Yes, I thought so too and replaced the usual suspects like apostrophes and braces. JQ seems to like it, and I can't see anything wrong there. It's the example file:

{
  "text": "Sriracha sauce goes really well with hoisin stir fry, but you should add it after you use the wok."
}

The log output is:

12:40:12: INIT: Setting all logging levels to 20
12:40:12: RECIPE: Calling recipe 'ner.openai.correct'
12:40:12: RECIPE: Starting recipe ner.openai.correct
Using 3 labels from model: dish, ingredient, equipment
12:40:13: get_stream: Loading .jsonl file
12:40:13: get_stream: Rehashing stream
12:40:13: get_stream: Removing duplicates
12:40:13: CONFIG: Using config from global prodigy.json
12:40:13: VALIDATE: Validating components returned by recipe
12:40:13: CONTROLLER: Initialising from recipe
12:40:13: VALIDATE: Creating validator for view ID 'blocks'
12:40:13: VALIDATE: Validating Prodigy and recipe config
12:40:13: PREPROCESS: Tokenizing examples (running tokenizer only)
12:40:13: FILTER: Filtering duplicates from stream
12:40:13: FILTER: Filtering out empty examples for key 'text'

After that the trace appears.

Just to check, there are no locals() shown when you pass PRODIGY_LOG_LOCALS=1?

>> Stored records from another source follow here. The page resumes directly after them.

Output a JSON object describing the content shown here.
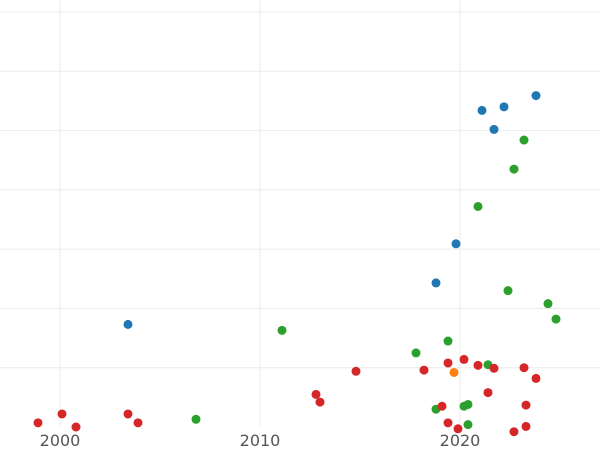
{
  "chart_data": {
    "type": "scatter",
    "title": "",
    "xlabel": "",
    "ylabel": "",
    "xlim": [
      1997,
      2027
    ],
    "ylim": [
      0,
      7
    ],
    "grid": true,
    "legend": "none",
    "x_ticks": [
      2000,
      2010,
      2020
    ],
    "x_tick_labels": [
      "2000",
      "2010",
      "2020"
    ],
    "y_gridlines": [
      1,
      2,
      3,
      4,
      5,
      6,
      7
    ],
    "series": [
      {
        "color": "#1f77b4",
        "points": [
          {
            "x": 2003.4,
            "y": 1.73
          },
          {
            "x": 2018.8,
            "y": 2.43
          },
          {
            "x": 2019.8,
            "y": 3.09
          },
          {
            "x": 2021.1,
            "y": 5.34
          },
          {
            "x": 2021.7,
            "y": 5.02
          },
          {
            "x": 2022.2,
            "y": 5.4
          },
          {
            "x": 2023.8,
            "y": 5.59
          }
        ]
      },
      {
        "color": "#2ca02c",
        "points": [
          {
            "x": 2006.8,
            "y": 0.13
          },
          {
            "x": 2011.1,
            "y": 1.63
          },
          {
            "x": 2017.8,
            "y": 1.25
          },
          {
            "x": 2018.8,
            "y": 0.3
          },
          {
            "x": 2019.4,
            "y": 1.45
          },
          {
            "x": 2020.2,
            "y": 0.35
          },
          {
            "x": 2020.4,
            "y": 0.38
          },
          {
            "x": 2020.4,
            "y": 0.04
          },
          {
            "x": 2020.9,
            "y": 3.72
          },
          {
            "x": 2021.4,
            "y": 1.05
          },
          {
            "x": 2022.4,
            "y": 2.3
          },
          {
            "x": 2022.7,
            "y": 4.35
          },
          {
            "x": 2023.2,
            "y": 4.84
          },
          {
            "x": 2024.4,
            "y": 2.08
          },
          {
            "x": 2024.8,
            "y": 1.82
          }
        ]
      },
      {
        "color": "#d62728",
        "points": [
          {
            "x": 1998.9,
            "y": 0.07
          },
          {
            "x": 2000.1,
            "y": 0.22
          },
          {
            "x": 2000.8,
            "y": 0.0
          },
          {
            "x": 2003.4,
            "y": 0.22
          },
          {
            "x": 2003.9,
            "y": 0.07
          },
          {
            "x": 2012.8,
            "y": 0.55
          },
          {
            "x": 2013.0,
            "y": 0.42
          },
          {
            "x": 2014.8,
            "y": 0.94
          },
          {
            "x": 2018.2,
            "y": 0.96
          },
          {
            "x": 2019.1,
            "y": 0.35
          },
          {
            "x": 2019.4,
            "y": 1.08
          },
          {
            "x": 2019.4,
            "y": 0.07
          },
          {
            "x": 2019.9,
            "y": -0.03
          },
          {
            "x": 2020.2,
            "y": 1.14
          },
          {
            "x": 2020.9,
            "y": 1.04
          },
          {
            "x": 2021.4,
            "y": 0.58
          },
          {
            "x": 2021.7,
            "y": 0.99
          },
          {
            "x": 2022.7,
            "y": -0.08
          },
          {
            "x": 2023.2,
            "y": 1.0
          },
          {
            "x": 2023.3,
            "y": 0.37
          },
          {
            "x": 2023.3,
            "y": 0.01
          },
          {
            "x": 2023.8,
            "y": 0.82
          }
        ]
      },
      {
        "color": "#ff7f0e",
        "points": [
          {
            "x": 2019.7,
            "y": 0.92
          }
        ]
      }
    ]
  }
}
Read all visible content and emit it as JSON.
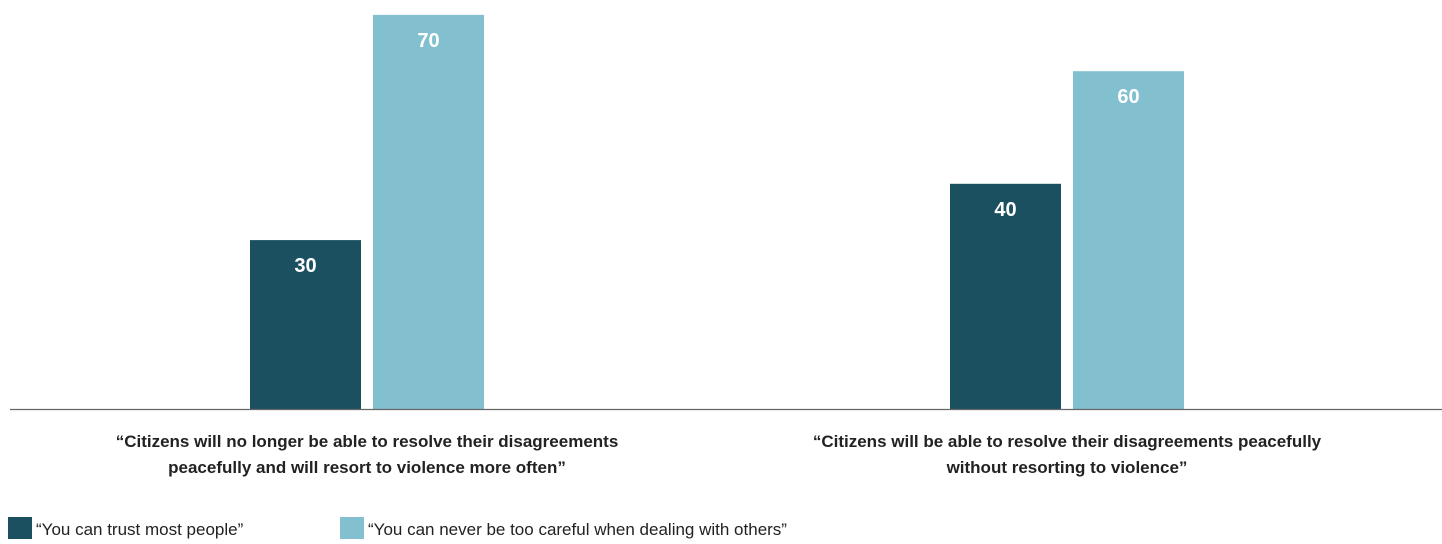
{
  "colors": {
    "series_1": "#1a5060",
    "series_2": "#82bfcf",
    "axis": "#666666",
    "text": "#222222",
    "label": "#ffffff"
  },
  "chart_data": {
    "type": "bar",
    "title": "",
    "xlabel": "",
    "ylabel": "",
    "ylim": [
      0,
      70
    ],
    "grid": false,
    "legend_position": "bottom-left",
    "categories": [
      "“Citizens will no longer be able to resolve their disagreements peacefully and will resort to violence more often”",
      "“Citizens will be able to resolve their disagreements peacefully without resorting to violence”"
    ],
    "category_lines": [
      [
        "“Citizens will no longer be able to resolve their disagreements",
        "peacefully and will resort to violence more often”"
      ],
      [
        "“Citizens will be able to resolve their disagreements peacefully",
        "without resorting to violence”"
      ]
    ],
    "series": [
      {
        "name": "“You can trust most people”",
        "values": [
          30,
          40
        ]
      },
      {
        "name": "“You can never be too careful when dealing with others”",
        "values": [
          70,
          60
        ]
      }
    ]
  }
}
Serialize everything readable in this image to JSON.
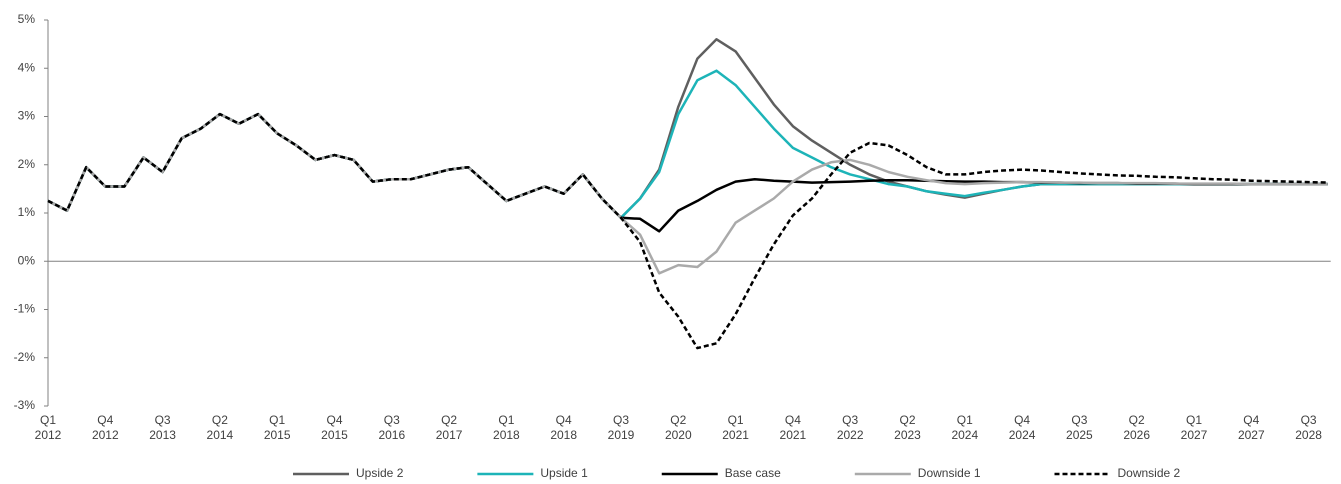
{
  "chart_data": {
    "type": "line",
    "categories": [
      "Q1 2012",
      null,
      null,
      "Q4 2012",
      null,
      null,
      "Q3 2013",
      null,
      null,
      "Q2 2014",
      null,
      null,
      "Q1 2015",
      null,
      null,
      "Q4 2015",
      null,
      null,
      "Q3 2016",
      null,
      null,
      "Q2 2017",
      null,
      null,
      "Q1 2018",
      null,
      null,
      "Q4 2018",
      null,
      null,
      "Q3 2019",
      null,
      null,
      "Q2 2020",
      null,
      null,
      "Q1 2021",
      null,
      null,
      "Q4 2021",
      null,
      null,
      "Q3 2022",
      null,
      null,
      "Q2 2023",
      null,
      null,
      "Q1 2024",
      null,
      null,
      "Q4 2024",
      null,
      null,
      "Q3 2025",
      null,
      null,
      "Q2 2026",
      null,
      null,
      "Q1 2027",
      null,
      null,
      "Q4 2027",
      null,
      null,
      "Q3 2028",
      null
    ],
    "ylim": [
      -3,
      5
    ],
    "yticks": [
      {
        "value": -3,
        "label": "-3%"
      },
      {
        "value": -2,
        "label": "-2%"
      },
      {
        "value": -1,
        "label": "-1%"
      },
      {
        "value": 0,
        "label": "0%"
      },
      {
        "value": 1,
        "label": "1%"
      },
      {
        "value": 2,
        "label": "2%"
      },
      {
        "value": 3,
        "label": "3%"
      },
      {
        "value": 4,
        "label": "4%"
      },
      {
        "value": 5,
        "label": "5%"
      }
    ],
    "legend": "bottom",
    "series": [
      {
        "name": "Upside 2",
        "color": "#5f5f5f",
        "style": "solid",
        "values": [
          1.25,
          1.05,
          1.95,
          1.55,
          1.55,
          2.15,
          1.85,
          2.55,
          2.75,
          3.05,
          2.85,
          3.05,
          2.65,
          2.4,
          2.1,
          2.2,
          2.1,
          1.65,
          1.7,
          1.7,
          1.8,
          1.9,
          1.95,
          1.6,
          1.25,
          1.4,
          1.55,
          1.4,
          1.8,
          1.3,
          0.9,
          1.3,
          1.9,
          3.2,
          4.2,
          4.6,
          4.35,
          3.8,
          3.25,
          2.8,
          2.5,
          2.25,
          2.0,
          1.8,
          1.65,
          1.55,
          1.45,
          1.38,
          1.32,
          1.4,
          1.48,
          1.55,
          1.6,
          1.6,
          1.6,
          1.6,
          1.6,
          1.6,
          1.6,
          1.6,
          1.6,
          1.6,
          1.6,
          1.6,
          1.6,
          1.6,
          1.6,
          1.6
        ]
      },
      {
        "name": "Upside 1",
        "color": "#1db4b8",
        "style": "solid",
        "values": [
          1.25,
          1.05,
          1.95,
          1.55,
          1.55,
          2.15,
          1.85,
          2.55,
          2.75,
          3.05,
          2.85,
          3.05,
          2.65,
          2.4,
          2.1,
          2.2,
          2.1,
          1.65,
          1.7,
          1.7,
          1.8,
          1.9,
          1.95,
          1.6,
          1.25,
          1.4,
          1.55,
          1.4,
          1.8,
          1.3,
          0.9,
          1.3,
          1.85,
          3.05,
          3.75,
          3.95,
          3.65,
          3.2,
          2.75,
          2.35,
          2.15,
          1.95,
          1.8,
          1.7,
          1.6,
          1.55,
          1.45,
          1.4,
          1.35,
          1.42,
          1.48,
          1.55,
          1.6,
          1.6,
          1.6,
          1.6,
          1.6,
          1.6,
          1.6,
          1.6,
          1.6,
          1.6,
          1.6,
          1.6,
          1.6,
          1.6,
          1.6,
          1.6
        ]
      },
      {
        "name": "Base case",
        "color": "#000000",
        "style": "solid",
        "values": [
          1.25,
          1.05,
          1.95,
          1.55,
          1.55,
          2.15,
          1.85,
          2.55,
          2.75,
          3.05,
          2.85,
          3.05,
          2.65,
          2.4,
          2.1,
          2.2,
          2.1,
          1.65,
          1.7,
          1.7,
          1.8,
          1.9,
          1.95,
          1.6,
          1.25,
          1.4,
          1.55,
          1.4,
          1.8,
          1.3,
          0.9,
          0.88,
          0.62,
          1.05,
          1.25,
          1.48,
          1.65,
          1.7,
          1.67,
          1.65,
          1.63,
          1.64,
          1.65,
          1.67,
          1.68,
          1.68,
          1.67,
          1.66,
          1.65,
          1.65,
          1.64,
          1.64,
          1.63,
          1.63,
          1.62,
          1.62,
          1.62,
          1.61,
          1.61,
          1.61,
          1.6,
          1.6,
          1.6,
          1.6,
          1.6,
          1.6,
          1.6,
          1.6
        ]
      },
      {
        "name": "Downside 1",
        "color": "#aaaaaa",
        "style": "solid",
        "values": [
          1.25,
          1.05,
          1.95,
          1.55,
          1.55,
          2.15,
          1.85,
          2.55,
          2.75,
          3.05,
          2.85,
          3.05,
          2.65,
          2.4,
          2.1,
          2.2,
          2.1,
          1.65,
          1.7,
          1.7,
          1.8,
          1.9,
          1.95,
          1.6,
          1.25,
          1.4,
          1.55,
          1.4,
          1.8,
          1.3,
          0.9,
          0.55,
          -0.25,
          -0.08,
          -0.12,
          0.2,
          0.8,
          1.05,
          1.3,
          1.65,
          1.9,
          2.05,
          2.1,
          2.0,
          1.85,
          1.75,
          1.68,
          1.62,
          1.6,
          1.62,
          1.63,
          1.64,
          1.64,
          1.63,
          1.63,
          1.62,
          1.62,
          1.62,
          1.62,
          1.61,
          1.61,
          1.61,
          1.61,
          1.6,
          1.6,
          1.6,
          1.6,
          1.6
        ]
      },
      {
        "name": "Downside 2",
        "color": "#000000",
        "style": "dashed",
        "values": [
          1.25,
          1.05,
          1.95,
          1.55,
          1.55,
          2.15,
          1.85,
          2.55,
          2.75,
          3.05,
          2.85,
          3.05,
          2.65,
          2.4,
          2.1,
          2.2,
          2.1,
          1.65,
          1.7,
          1.7,
          1.8,
          1.9,
          1.95,
          1.6,
          1.25,
          1.4,
          1.55,
          1.4,
          1.8,
          1.3,
          0.9,
          0.4,
          -0.65,
          -1.15,
          -1.8,
          -1.7,
          -1.1,
          -0.35,
          0.35,
          0.95,
          1.3,
          1.8,
          2.25,
          2.45,
          2.4,
          2.2,
          1.95,
          1.8,
          1.8,
          1.85,
          1.88,
          1.9,
          1.88,
          1.85,
          1.82,
          1.8,
          1.78,
          1.77,
          1.75,
          1.74,
          1.72,
          1.7,
          1.69,
          1.67,
          1.66,
          1.65,
          1.64,
          1.63
        ]
      }
    ]
  }
}
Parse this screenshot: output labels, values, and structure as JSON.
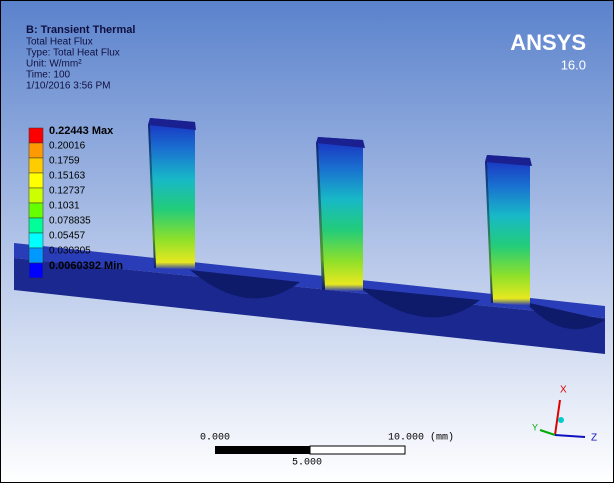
{
  "header": {
    "title": "B: Transient Thermal",
    "lines": [
      "Total Heat Flux",
      "Type: Total Heat Flux",
      "Unit: W/mm²",
      "Time: 100",
      "1/10/2016 3:56 PM"
    ]
  },
  "logo": {
    "name": "ANSYS",
    "version": "16.0"
  },
  "legend": {
    "labels": [
      "0.22443 Max",
      "0.20016",
      "0.1759",
      "0.15163",
      "0.12737",
      "0.1031",
      "0.078835",
      "0.05457",
      "0.030305",
      "0.0060392 Min"
    ],
    "colors": [
      "#ff0000",
      "#ff9900",
      "#ffcc00",
      "#ffff00",
      "#ccff00",
      "#66ff00",
      "#00ff99",
      "#00ffff",
      "#0099ff",
      "#0000ff"
    ]
  },
  "scale_bar": {
    "start": "0.000",
    "end": "10.000 (mm)",
    "mid": "5.000"
  },
  "triad": {
    "x": "X",
    "y": "Y",
    "z": "Z"
  }
}
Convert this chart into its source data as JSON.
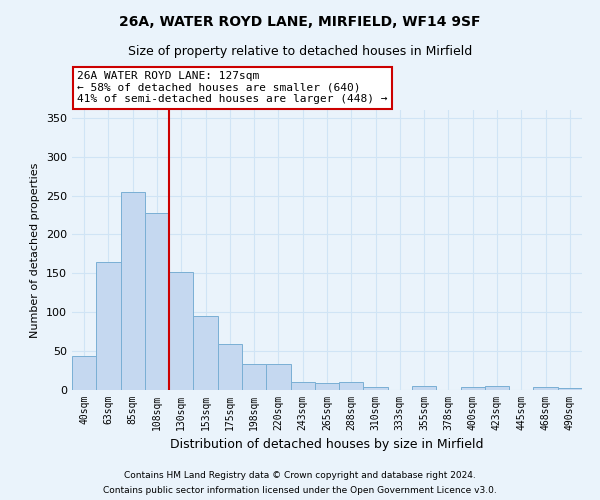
{
  "title1": "26A, WATER ROYD LANE, MIRFIELD, WF14 9SF",
  "title2": "Size of property relative to detached houses in Mirfield",
  "xlabel": "Distribution of detached houses by size in Mirfield",
  "ylabel": "Number of detached properties",
  "categories": [
    "40sqm",
    "63sqm",
    "85sqm",
    "108sqm",
    "130sqm",
    "153sqm",
    "175sqm",
    "198sqm",
    "220sqm",
    "243sqm",
    "265sqm",
    "288sqm",
    "310sqm",
    "333sqm",
    "355sqm",
    "378sqm",
    "400sqm",
    "423sqm",
    "445sqm",
    "468sqm",
    "490sqm"
  ],
  "values": [
    44,
    164,
    255,
    228,
    152,
    95,
    59,
    34,
    34,
    10,
    9,
    10,
    4,
    0,
    5,
    0,
    4,
    5,
    0,
    4,
    2
  ],
  "bar_color": "#c5d8f0",
  "bar_edge_color": "#7aafd4",
  "vline_color": "#cc0000",
  "annotation_text": "26A WATER ROYD LANE: 127sqm\n← 58% of detached houses are smaller (640)\n41% of semi-detached houses are larger (448) →",
  "annotation_box_color": "#ffffff",
  "annotation_box_edge": "#cc0000",
  "ylim": [
    0,
    360
  ],
  "yticks": [
    0,
    50,
    100,
    150,
    200,
    250,
    300,
    350
  ],
  "footer1": "Contains HM Land Registry data © Crown copyright and database right 2024.",
  "footer2": "Contains public sector information licensed under the Open Government Licence v3.0.",
  "background_color": "#eaf3fb",
  "grid_color": "#d0e4f5",
  "title1_fontsize": 10,
  "title2_fontsize": 9
}
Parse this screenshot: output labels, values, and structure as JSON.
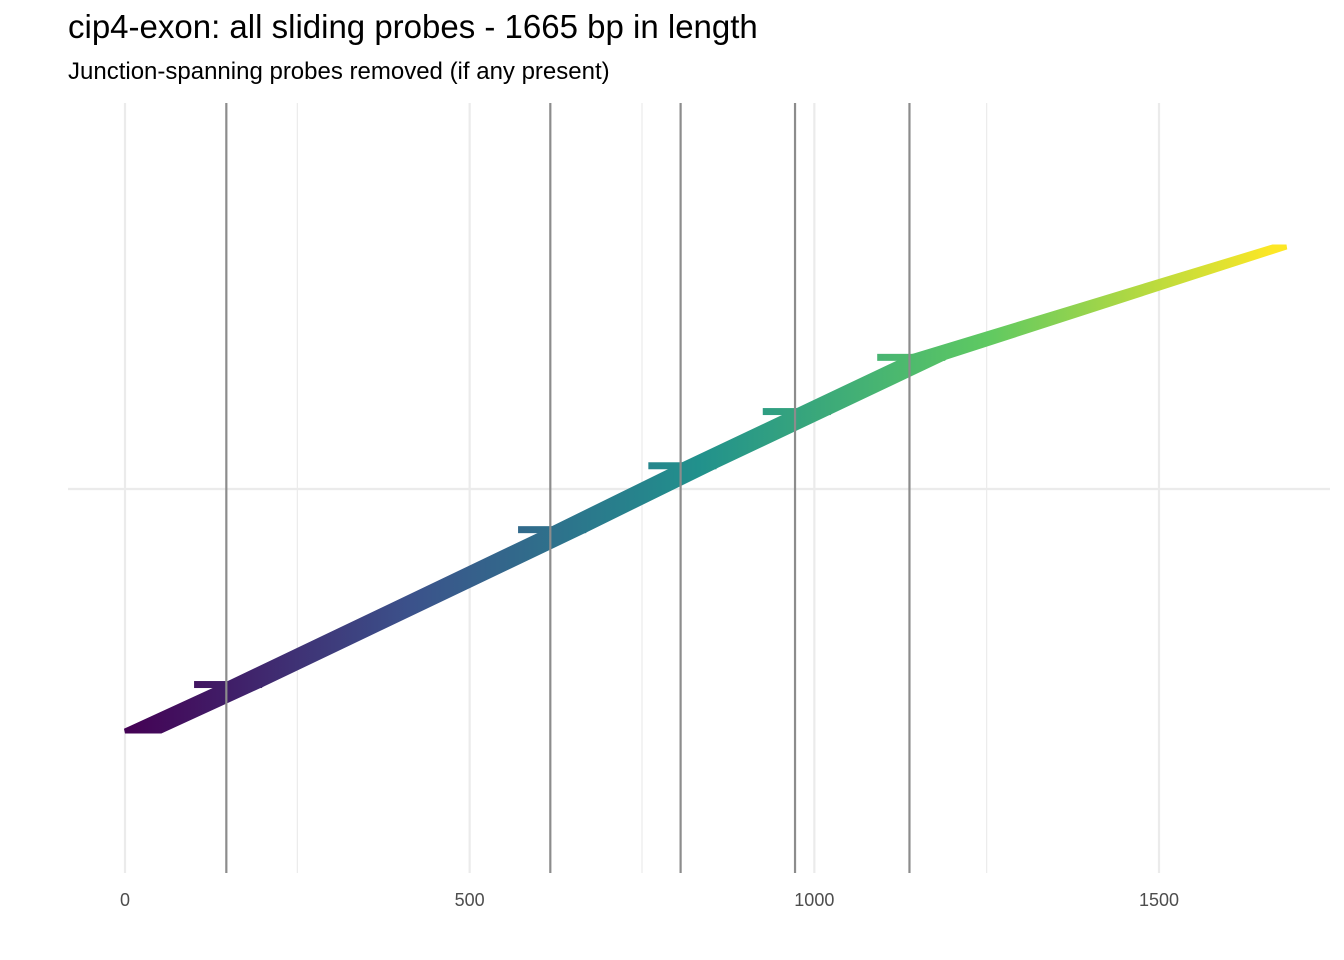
{
  "chart_data": {
    "type": "line",
    "title": "cip4-exon: all sliding probes - 1665 bp in length",
    "subtitle": "Junction-spanning probes removed (if any present)",
    "xlabel": "",
    "ylabel": "",
    "xlim": [
      0,
      1665
    ],
    "x_ticks": [
      {
        "value": 0,
        "label": "0"
      },
      {
        "value": 500,
        "label": "500"
      },
      {
        "value": 1000,
        "label": "1000"
      },
      {
        "value": 1500,
        "label": "1500"
      }
    ],
    "x_minor_gridlines": [
      250,
      750,
      1250
    ],
    "y_gridline": "middle",
    "junctions": [
      147,
      617,
      806,
      972,
      1138
    ],
    "probe_length": 52,
    "color_scale": "viridis",
    "colors": {
      "gridline": "#ebebeb",
      "junction_line": "#8c8c8c",
      "viridis": [
        "#440154",
        "#3b528b",
        "#21918c",
        "#5ec962",
        "#fde725"
      ]
    },
    "segments": [
      {
        "start": 0,
        "end": 147,
        "y_start": 0.0,
        "y_end": 0.096
      },
      {
        "start": 147,
        "end": 617,
        "y_start": 0.096,
        "y_end": 0.416
      },
      {
        "start": 617,
        "end": 806,
        "y_start": 0.416,
        "y_end": 0.548
      },
      {
        "start": 806,
        "end": 972,
        "y_start": 0.548,
        "y_end": 0.66
      },
      {
        "start": 972,
        "end": 1138,
        "y_start": 0.66,
        "y_end": 0.772
      },
      {
        "start": 1138,
        "end": 1665,
        "y_start": 0.772,
        "y_end": 1.0
      }
    ]
  }
}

Ah! Found the bug :slightly_smiling_face: .

This is a JSON formatted file:

{
    "text": "Sriracha sauce goes really well with hoisin stir fry, but you should add it after you use the wok."
}

But what you want is JSONL.

{"text": "Sriracha sauce goes really well with hoisin stir fry, but you should add it after you use the wok."}

In JSONL each line should be a JSON object.

I'll make a note to see if we can catch this better in the future. I'll also make an update to the docs. The example that I added there isn't copy-paste fiendly, and that would've saved you a headacke here. Sorry about that!

ah, should have remembered that, my bad. Thanks for the reminder

Oh no worries! We could've totally provided you with a better error message here and the docs should be copy+paste friendly.

Thanks for letting us know :slightly_smiling_face:!